In merito al tema, Terzultima Fermata si è presa la briga di eseguire una breve ricerca sul massimario della sezione disciplinare del CSM relativa agli anni 2028 e 2021 e abbiamo espunto alcune massime che riportiamo:
SENT. n. 86 del 2021 R.G. n. 1/2020 Presidente: GIGLIOTTI Estensore: CELENTANO
Illecito disciplinare nell’esercizio delle funzioni – Doveri del magistrato – Comportamenti abitualmente o gravemente scorretti nei confronti delle parti, dei loro difensori, dei testimoni o di chiunque abbia rapporti con il magistrato nell’ambito dell’ufficio giudiziario, ovvero nei confronti di altri magistrati o di collaboratori – Procuratore generale della Corte di Appello – Petizione su Facebook avverso una decisione della sezione disciplinare del CSM – Adesione – Illecito disciplinare – Insussistenza Non integra l’illecito disciplinare della grave scorrettezza il comportamento del Procuratore generale della corte di Appello che fa propria, mediante richiamo sul proprio profilo Facebook, una petizione pubblica sulla piattaforma Change.org, volta a contestare una decisione assunta dalla Sezione disciplinare, così gettando discredito sull’operato della Sezione disciplinare del CSM. Tale condotta, pur essendo fortemente inopportuna, non integra l’illecito disciplinare in quanto volta ad esprimere solidarietà al collega e non a denigrare la sezione disciplinare. Riferimenti normativi: decreto legislativo 23 febbraio 2006, n. 109, art. 1 e 2, comma 1, lett. d) e lett. n).

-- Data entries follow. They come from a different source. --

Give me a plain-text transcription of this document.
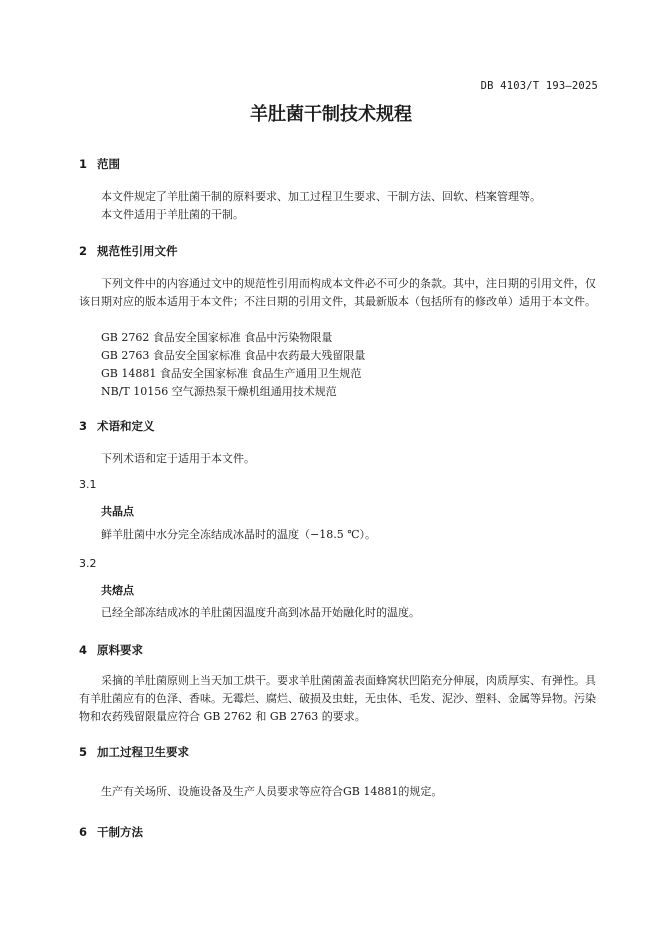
DB 4103/T 193—2025
羊肚菌干制技术规程
1 范围
本文件规定了羊肚菌干制的原料要求、加工过程卫生要求、干制方法、回软、档案管理等。
本文件适用于羊肚菌的干制。
2 规范性引用文件
下列文件中的内容通过文中的规范性引用而构成本文件必不可少的条款。其中，注日期的引用文件，仅该日期对应的版本适用于本文件；不注日期的引用文件，其最新版本（包括所有的修改单）适用于本文件。
GB 2762 食品安全国家标准 食品中污染物限量
GB 2763 食品安全国家标准 食品中农药最大残留限量
GB 14881 食品安全国家标准 食品生产通用卫生规范
NB/T 10156 空气源热泵干燥机组通用技术规范
3 术语和定义
下列术语和定于适用于本文件。
3.1
共晶点
鲜羊肚菌中水分完全冻结成冰晶时的温度（−18.5 ℃）。
3.2
共熔点
已经全部冻结成冰的羊肚菌因温度升高到冰晶开始融化时的温度。
4 原料要求
采摘的羊肚菌原则上当天加工烘干。要求羊肚菌菌盖表面蜂窝状凹陷充分伸展，肉质厚实、有弹性。具有羊肚菌应有的色泽、香味。无霉烂、腐烂、破损及虫蛀，无虫体、毛发、泥沙、塑料、金属等异物。污染物和农药残留限量应符合 GB 2762 和 GB 2763 的要求。
5 加工过程卫生要求
生产有关场所、设施设备及生产人员要求等应符合GB 14881的规定。
6 干制方法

SENT. n. 153 del 2021 R.G. n. 74/2019 – 112/2020 – 10/2021 Presidente: ERMINI Estensore: MARRA Illecito disciplinare conseguente a reato – Improcedibilità della azione penale – Sostituto Procuratore della Repubblica – Pubblicazione sul profilo Facebook di numerosi post offensivi nei confronti di magistrati in servizio nel suo stesso distretto di Corte di Appello – Illecito disciplinare – Sussistenza – Misura accessoria del trasferimento – Necessità Integra l’illecito disciplinare conseguente a reato per qualunque fatto costituente reato idoneo a ledere l’immagine del magistrato, anche se il reato è estinto per qualsiasi causa o l’azione penale non può essere iniziata o proseguita, la condotta del magistrato che, sulla sua pagina Facebook, effettua delle critiche nei confronti di colleghi e personale di cancelleria che si traducono in insulti non funzionali al concetto che voleva esprimere. In tali casi si rende necessario applicare la sanzione accessoria del trasferimento ad altra sede in quanto la permanenza in quell’’ufficio appare in contrasto con il buon andamento dell’amministrazione della giustizia, considerato il contesto ambientale venutosi a creare e la evidente cronica conflittualità del magistrato con i colleghi e con alcuni soggetti del personale amministrativo. Riferimenti normativi: decreto legislativo 23 febbraio 2006, n. 109, art. 4 lett. d) e art. 13, comma 1.

SENT. n. 52 del 2018 R.G. 11/2017 (Rapporto di confidenza e complicità con il difensore di uno degli indagati – Profilo Facebook ‐ Sussistenza) Configura l’illecito disciplinare nell’esercizio delle funzioni per la consapevole inosservanza dell’obbligo di astensione nei casi previsti dalla legge, la condotta del Pubblico Ministero il quale personalmente convinto della ininfluenza del rapporto di confidenza ed amicizia intercorso con il difensore di uno degli indagati, reso noto dalla pubblicazione di fotografie sul suo sito Facebook, abbia omesso di astenersi dalla trattazione del procedimento e, successivamente, richiamato sul punto dal Procuratore in ordine al pregiudizio arrecato all’immagine e alla fiducia di cui il magistrato deve godere, abbia rifiutato di rimettere la delega, continuando a sminuire le eclatanti criticità che avrebbero imposto la sua astensione.